В лодке, на фоне одинокого облака в небе, Кимо держал секундомер, положив большой палец на спусковой крючок. «Готов.»

Дэнни в последний раз глотнул воздуха и погрузился в воду с головой, как тюлень, - все его тело двигалось вниз, а страховочный трос тянулся следом. Ласты помогли. Он не был одарен большими ногами. На Гавайях над ним никогда не смеялись, но здесь, на материке, ребята всегда смеялись. Дэнни, с твоими маленькими азиатскими лапками как ты вообще умудряешься держаться на доске для серфинга? Может, они ничего такого не имели в виду. А может, и имели, пытаясь залезть ему в голову, вывести из себя. Маленькие ноги, маленькие... да. Он превратил это в топливо, в еще один стимул привезти домой трофей, еще одну спонсорскую помощь.

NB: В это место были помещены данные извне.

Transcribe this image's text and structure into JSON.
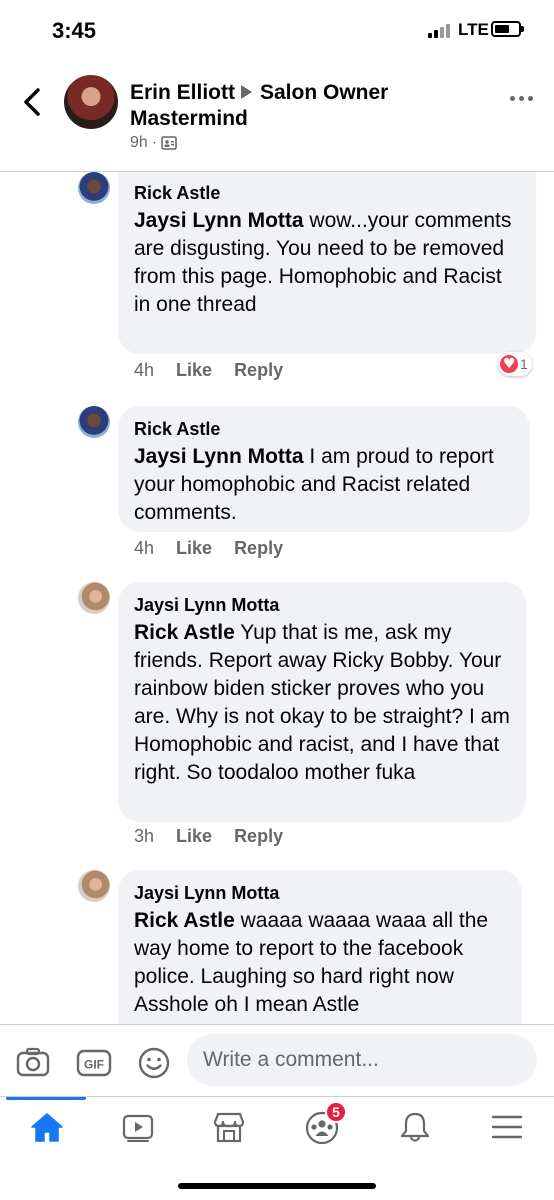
{
  "status_bar": {
    "time": "3:45",
    "network": "LTE"
  },
  "header": {
    "author": "Erin Elliott",
    "group": "Salon Owner Mastermind",
    "meta_time": "9h",
    "privacy_icon": "members-icon"
  },
  "comments": [
    {
      "author": "Rick Astle",
      "mention": "Jaysi Lynn Motta",
      "text": " wow...your comments are disgusting. You need to be removed from this page. Homophobic and Racist in one thread",
      "time": "4h",
      "like": "Like",
      "reply": "Reply",
      "reaction_count": "1",
      "reaction_type": "heart-icon"
    },
    {
      "author": "Rick Astle",
      "mention": "Jaysi Lynn Motta",
      "text": " I am proud to report your homophobic and Racist related comments.",
      "time": "4h",
      "like": "Like",
      "reply": "Reply"
    },
    {
      "author": "Jaysi Lynn Motta",
      "mention": "Rick Astle",
      "text": " Yup that is me, ask my friends. Report away Ricky Bobby. Your rainbow biden sticker proves who you are. Why is not okay to be straight? I am Homophobic and racist, and I have that right. So toodaloo mother fuka",
      "time": "3h",
      "like": "Like",
      "reply": "Reply"
    },
    {
      "author": "Jaysi Lynn Motta",
      "mention": "Rick Astle",
      "text": " waaaa waaaa waaa all the way home to report to the facebook police. Laughing so hard right now Asshole oh I mean Astle"
    }
  ],
  "composer": {
    "placeholder": "Write a comment...",
    "icons": [
      "camera-icon",
      "gif-icon",
      "emoji-icon"
    ]
  },
  "tabbar": {
    "tabs": [
      "home-icon",
      "watch-icon",
      "marketplace-icon",
      "groups-icon",
      "notifications-icon",
      "menu-icon"
    ],
    "active": "home-icon",
    "groups_badge": "5"
  },
  "colors": {
    "accent": "#1877f2",
    "bubble": "#f0f2f5",
    "secondary_text": "#65676b",
    "badge": "#e41e3f",
    "heart": "#f33e58"
  }
}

Но все это было в другом мире. Сейчас он находился в синем мире, где под ним простирался градиент от лазурного до индиго, где чем дальше вниз, тем больше размывались законы верха.

До тех пор пока он сам не ощутил этот сдвиг весной, он всегда считал так же, как и все остальные, с кем он об этом говорил: фридайвинг - это непрерывная борьба с собственной плавучестью, борьба с подъемом воздуха, нагнетаемого в легкие.

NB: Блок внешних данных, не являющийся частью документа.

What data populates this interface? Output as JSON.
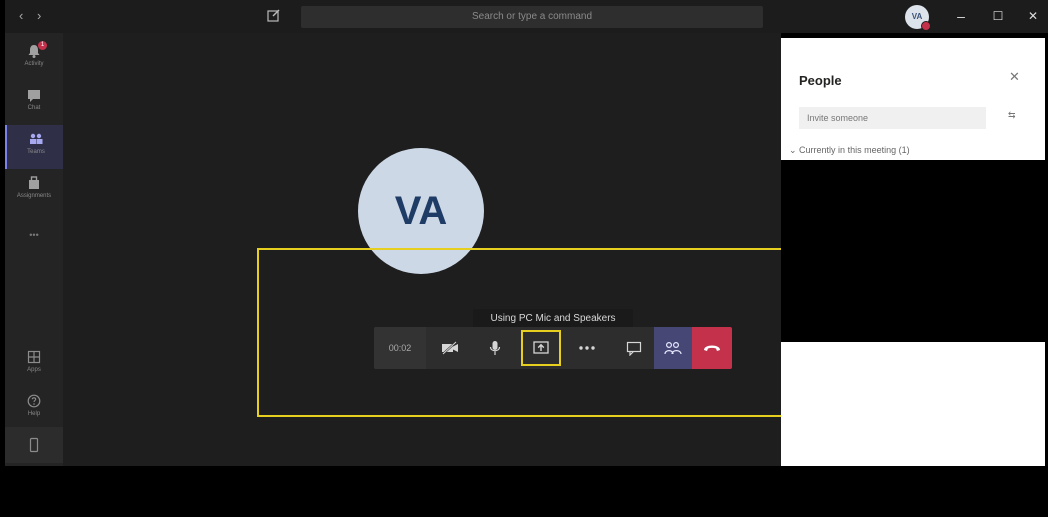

Еще одно заблуждение умирает с трудом. Так было только на первых сорока или около того футах погружения.

Проплыв так далеко, до того места, которое они называли «Дверью в глубину», наступил переход, который он еще не перестал с удивлением рассматривать. Плавучесть была нейтрализована, вес воды сводил на нет ваше стремление подняться на поверхность. Больше не было борьбы, борьба была выиграна. Море владело вами, оно тянуло вас вниз, притягивая к черепу и плечам.

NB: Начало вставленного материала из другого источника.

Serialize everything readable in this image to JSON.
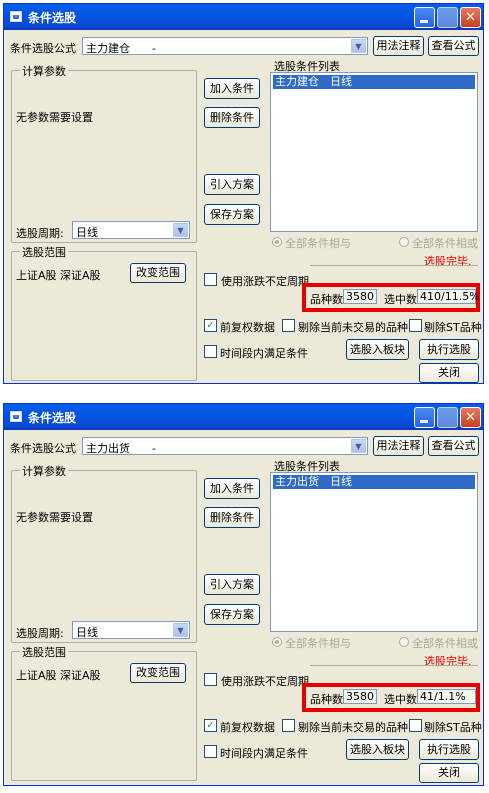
{
  "dialogs": [
    {
      "title": "条件选股",
      "formula_label": "条件选股公式",
      "formula_value": "主力建仓　　-",
      "buttons": {
        "usage": "用法注释",
        "view_formula": "查看公式",
        "add_condition": "加入条件",
        "delete_condition": "删除条件",
        "import_plan": "引入方案",
        "save_plan": "保存方案",
        "change_range": "改变范围",
        "select_to_block": "选股入板块",
        "execute": "执行选股",
        "close": "关闭"
      },
      "params_group": "计算参数",
      "params_text": "无参数需要设置",
      "period_label": "选股周期:",
      "period_value": "日线",
      "range_group": "选股范围",
      "range_text": "上证A股 深证A股",
      "list_title": "选股条件列表",
      "list_items": [
        "主力建仓　日线"
      ],
      "radio_and": "全部条件相与",
      "radio_or": "全部条件相或",
      "status": "选股完毕.",
      "use_period_label": "使用涨跌不定周期",
      "count_label": "品种数",
      "count_value": "3580",
      "selected_label": "选中数",
      "selected_value": "410/11.5%",
      "options": {
        "pre_adjust": "前复权数据",
        "exclude_untraded": "剔除当前未交易的品种",
        "exclude_st": "剔除ST品种",
        "period_satisfy": "时间段内满足条件"
      },
      "checked": {
        "pre_adjust": true,
        "exclude_untraded": false,
        "exclude_st": false,
        "period_satisfy": false,
        "use_period": false
      },
      "window_buttons": {
        "close": "✕"
      }
    },
    {
      "title": "条件选股",
      "formula_label": "条件选股公式",
      "formula_value": "主力出货　　-",
      "buttons": {
        "usage": "用法注释",
        "view_formula": "查看公式",
        "add_condition": "加入条件",
        "delete_condition": "删除条件",
        "import_plan": "引入方案",
        "save_plan": "保存方案",
        "change_range": "改变范围",
        "select_to_block": "选股入板块",
        "execute": "执行选股",
        "close": "关闭"
      },
      "params_group": "计算参数",
      "params_text": "无参数需要设置",
      "period_label": "选股周期:",
      "period_value": "日线",
      "range_group": "选股范围",
      "range_text": "上证A股 深证A股",
      "list_title": "选股条件列表",
      "list_items": [
        "主力出货　日线"
      ],
      "radio_and": "全部条件相与",
      "radio_or": "全部条件相或",
      "status": "选股完毕.",
      "use_period_label": "使用涨跌不定周期",
      "count_label": "品种数",
      "count_value": "3580",
      "selected_label": "选中数",
      "selected_value": "41/1.1%",
      "options": {
        "pre_adjust": "前复权数据",
        "exclude_untraded": "剔除当前未交易的品种",
        "exclude_st": "剔除ST品种",
        "period_satisfy": "时间段内满足条件"
      },
      "checked": {
        "pre_adjust": true,
        "exclude_untraded": false,
        "exclude_st": false,
        "period_satisfy": false,
        "use_period": false
      },
      "window_buttons": {
        "close": "✕"
      }
    }
  ]
}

Он уперся руками в бока - аквадинамика - и продолжил спуск, теперь уже без усилий, как парашютист, летящий в свободном падении. Самым сложным было научиться выравнивать давление на уши и пазухи и приглушать боль.

Чем глубже он погружался, тем сильнее становилось давление, похожее на медленное сжатие кулака, который никак не может расслабиться. Пришлось переосмыслить происходящие изменения и воспринимать их как утешение, а не как страдание. Это то, что происходит здесь. Это нормально, еще одна версия нормы. Ничего особенного, просто рефлекс погружения у млекопитающих: сдвиги в физиологии, настолько отчетливые, настолько чуждые вне воды, настолько автоматические в ней, что после одного-двух погружений они могли бы перестроить мышление всей жизни. Может быть, нам действительно здесь самое место.

Несмотря на нагрузку, его пульс замедлился. Еще до порога в сорок футов его легкие уже сжались до половины своего обычного размера. На шестидесяти они уменьшились на треть. Если бы он был достаточно адаптирован, чтобы пройти так далеко, то на высоте трехсот футов его легкие были бы не больше бейсбольного мяча.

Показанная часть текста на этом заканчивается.